Food As a Carrier of Memory & Belonging in Transnational Families
Food As a Carrier of Memory & Belonging in Transnational Families
Thursday, 10 July 2025: 11:00
Location: ASJE031 (Annex of the Faculty of Legal, Economic, and Social Sciences)
Oral Presentation
This paper explores the role of food in the transmission of memory and negotiation of belonging within transnational and multi-generational contexts, with a particular focus on mixed-race children of migrant parents in Germany. Drawing on empirical research from my doctoral project on archives of women of color, I examine how food operates as a non-verbal medium of connection, particularly for the second generation of migrants who may not speak the language of their migrant parent and often feel disconnected from their heritage. Through an interdisciplinary lens, I analyze how food and food practices serve as a vehicle for intergenerational knowledge transfer, embedding cultural memory, and fostering a sense of belonging in transnational families. In the absence of a shared language or written narratives, food becomes an essential means for transmitting family histories, cultural identities, and collective memory across generations and borders.

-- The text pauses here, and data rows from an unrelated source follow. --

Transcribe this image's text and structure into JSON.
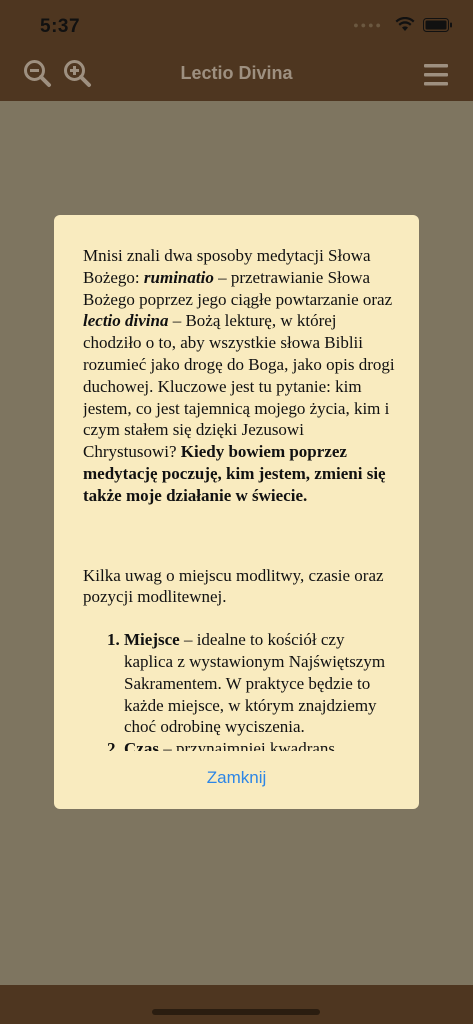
{
  "status": {
    "time": "5:37"
  },
  "nav": {
    "title": "Lectio Divina"
  },
  "dialog": {
    "para1": {
      "t1": "Mnisi znali dwa sposoby medytacji Słowa Bożego: ",
      "b1": "ruminatio",
      "t2": " – przetrawianie Słowa Bożego poprzez jego ciągłe powtarzanie oraz ",
      "b2": "lectio divina",
      "t3": " – Bożą lekturę, w której chodziło o to, aby wszystkie słowa Biblii rozumieć jako drogę do Boga, jako opis drogi duchowej. Kluczowe jest tu pytanie: kim jestem, co jest tajemnicą mojego życia, kim i czym stałem się dzięki Jezusowi Chrystusowi? ",
      "b3": "Kiedy bowiem poprzez medytację poczuję, kim jestem, zmieni się także moje działanie w świecie."
    },
    "para2": "Kilka uwag o miejscu modlitwy, czasie oraz pozycji modlitewnej.",
    "list": [
      {
        "term": "Miejsce",
        "text": " – idealne to kościół czy kaplica z wystawionym Najświętszym Sakramentem. W praktyce będzie to każde miejsce, w którym znajdziemy choć odrobinę wyciszenia."
      },
      {
        "term": "Czas",
        "text": " – przynajmniej kwadrans."
      }
    ],
    "close_label": "Zamknij"
  }
}
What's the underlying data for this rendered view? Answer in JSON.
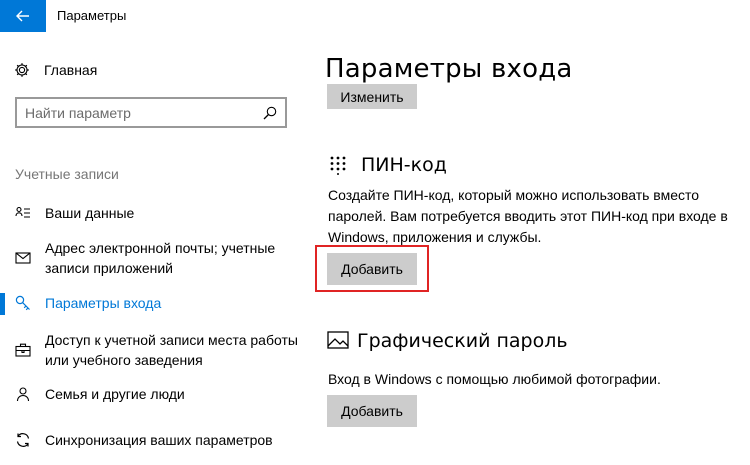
{
  "app_title": "Параметры",
  "sidebar": {
    "home_label": "Главная",
    "search_placeholder": "Найти параметр",
    "section_title": "Учетные записи",
    "items": [
      {
        "label": "Ваши данные",
        "icon": "person-card-icon",
        "selected": false
      },
      {
        "label": "Адрес электронной почты; учетные записи приложений",
        "icon": "mail-icon",
        "selected": false
      },
      {
        "label": "Параметры входа",
        "icon": "key-icon",
        "selected": true
      },
      {
        "label": "Доступ к учетной записи места работы или учебного заведения",
        "icon": "briefcase-icon",
        "selected": false
      },
      {
        "label": "Семья и другие люди",
        "icon": "people-icon",
        "selected": false
      },
      {
        "label": "Синхронизация ваших параметров",
        "icon": "sync-icon",
        "selected": false
      }
    ]
  },
  "main": {
    "page_title": "Параметры входа",
    "change_button": "Изменить",
    "pin": {
      "heading": "ПИН-код",
      "description": "Создайте ПИН-код, который можно использовать вместо паролей. Вам потребуется вводить этот ПИН-код при входе в Windows, приложения и службы.",
      "add_button": "Добавить"
    },
    "picture_password": {
      "heading": "Графический пароль",
      "description": "Вход в Windows с помощью любимой фотографии.",
      "add_button": "Добавить"
    }
  },
  "colors": {
    "accent": "#0078d7",
    "highlight": "#e02424",
    "button": "#cccccc"
  }
}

This research contributes to the broader understanding of how transgenerational memory processes are organized in transnational spaces, particularly in cases of migration, exile, and forced displacement. By focusing on the sensory and embodied practices surrounding food, this study highlights how memory and cultural continuity are preserved through everyday activities, offering new perspectives on the intersections of migration, memory, and identity. The findings emphasize the pivotal role of non-verbal practices in sustaining transnational ties and intergenerational dialogue, expanding the scope of biographical research on memory transmission beyond the written and spoken word.